Importancia de la residencia fiscal

Importancia de la residencia fiscal
 .  (Foto: IDC online)

CONSIDERACIONES PREVIAS

De conformidad con el artículo 31, fracción IV de la Constitución Política de los Estados Unidos Mexicanos, todos los mexicanos están obligados a contribuir para los gastos públicos, así de la Federación como del Estado y Municipio en que residan, de la manera proporcional y equitativa que dispongan las leyes.

Aunque específicamente no existe una disposición dentro de la Constitución que directamente obligue a los extranjeros a contribuir para los gastos públicos, al momento de establecerse dentro de las facultades del Congreso de la Unión el legislar en materia de condición jurídica de los extranjeros, éstos también deben contribuir en nuestro país.

Al respecto, cabe revisar las opiniones señaladas en la nota: ¿Sólo los mexicanos deben contribuir? de fecha  30 de junio de 2003.

Ahora bien, para saber si se tiene o no la obligación de contribuir para los gastos públicos es necesario analizar algunas figuras o factores que unen al sujeto activo (Estado) con los sujetos pasivos  (contribuyentes) en la relación tributaria, tales como:  nacionalidad, fuente de riqueza, establecimiento permanente y residencia, siendo esta última el tema central a desglosar.

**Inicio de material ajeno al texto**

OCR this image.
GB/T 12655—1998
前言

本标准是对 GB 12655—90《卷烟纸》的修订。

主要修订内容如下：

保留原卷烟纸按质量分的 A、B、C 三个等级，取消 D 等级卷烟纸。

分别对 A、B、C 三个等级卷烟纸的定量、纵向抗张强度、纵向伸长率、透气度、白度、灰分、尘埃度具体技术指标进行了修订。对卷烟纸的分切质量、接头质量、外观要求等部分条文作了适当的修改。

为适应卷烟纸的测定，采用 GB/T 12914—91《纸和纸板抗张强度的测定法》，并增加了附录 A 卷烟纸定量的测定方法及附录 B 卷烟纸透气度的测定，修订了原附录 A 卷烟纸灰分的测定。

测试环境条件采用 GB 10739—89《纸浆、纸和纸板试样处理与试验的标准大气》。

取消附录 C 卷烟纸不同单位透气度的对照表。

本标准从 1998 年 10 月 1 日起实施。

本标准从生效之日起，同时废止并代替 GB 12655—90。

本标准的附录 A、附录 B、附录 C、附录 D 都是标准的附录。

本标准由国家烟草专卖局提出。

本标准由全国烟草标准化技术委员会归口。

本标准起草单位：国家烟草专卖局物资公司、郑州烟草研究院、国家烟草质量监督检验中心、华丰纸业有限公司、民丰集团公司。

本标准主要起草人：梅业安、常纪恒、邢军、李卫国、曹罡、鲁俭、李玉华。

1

CONCEPTO GENERAL RESIDENCIA

Ahora bien, ¿cómo saber si alguien es o no residente en México

El Diccionario de la Real Academia Española define a la residencia como:

  • acción y efecto de residir,
  • lugar en que se reside,
  • casa en que se vive, especialmente la grande y lujosa,
  • casa donde conviven y residen, sujetándose a determinada reglamentación, personas afines por la ocupación, el sexo, el estado, la edad, etc. Residencia de estudiantes, de viudas, de ancianos,
  • establecimiento público donde se alojan viajeros o huéspedes estables,
  • acción y efecto de residenciar,
  • proceso o autos formados a quien ha sido residenciado, y
  • edificio donde una autoridad o corporación tiene su domicilio o donde ejerce sus funciones.

Por otro lado, el Diccionario Jurídico Mexicano del Instituto de Investigaciones Jurídicas de la UNAM, no da una definición de residencia, únicamente hace mención a que dicho concepto es utilizado en conflictos de leyes.

De lo anterior se puede determinar, que la residencia es aquélla en donde las personas habitan, guardando una estrecha relación con la nacionalidad o constitución de dichas personas, es decir, el lugar (país) donde se encuentran.

RESIDENCIA EN TÉRMINOS DEL CFF

El pasado 5 de enero, fueron publicadas en el Diario Oficial de la Federación (DOF) las reformas al Código Fiscal de la Federación (CFF), entre las que destacan las efectuadas al artículo 9o, el cual regula el concepto de residencia como sigue:

Se consideran residentes en territorio nacional:

I.        A las siguientes personas físicas:

a.      Las que hubiesen establecido su casa habitación en México. Cuando las personas físicas de que se trate también tengan casa habitación en otro país, se considerarán residentes en México, si en territorio nacional se encuentra su centro de intereses vitales. Para estos efectos, se considerará que el centro de intereses vitales está en territorio nacional cuando, entre otros casos, se ubiquen en cualquiera de los siguientes supuestos:

1.       Cuando más del 50% de los ingresos totales que obtenga la persona física en el año de calendario tengan fuente de riqueza en México.

2.       Cuando en el país tengan el centro principal de sus actividades profesionales.

b.      Las de nacionalidad mexicana que sean funcionarios del Estado o trabajadores del mismo, aun cuando su centro de intereses vitales se encuentre en el extranjero.

II.      Las personas morales que se hubiesen constituido de conformidad con las leyes mexicanas, así como las que hubiesen establecido en México la administración principal del negocio o su sede de dirección efectiva.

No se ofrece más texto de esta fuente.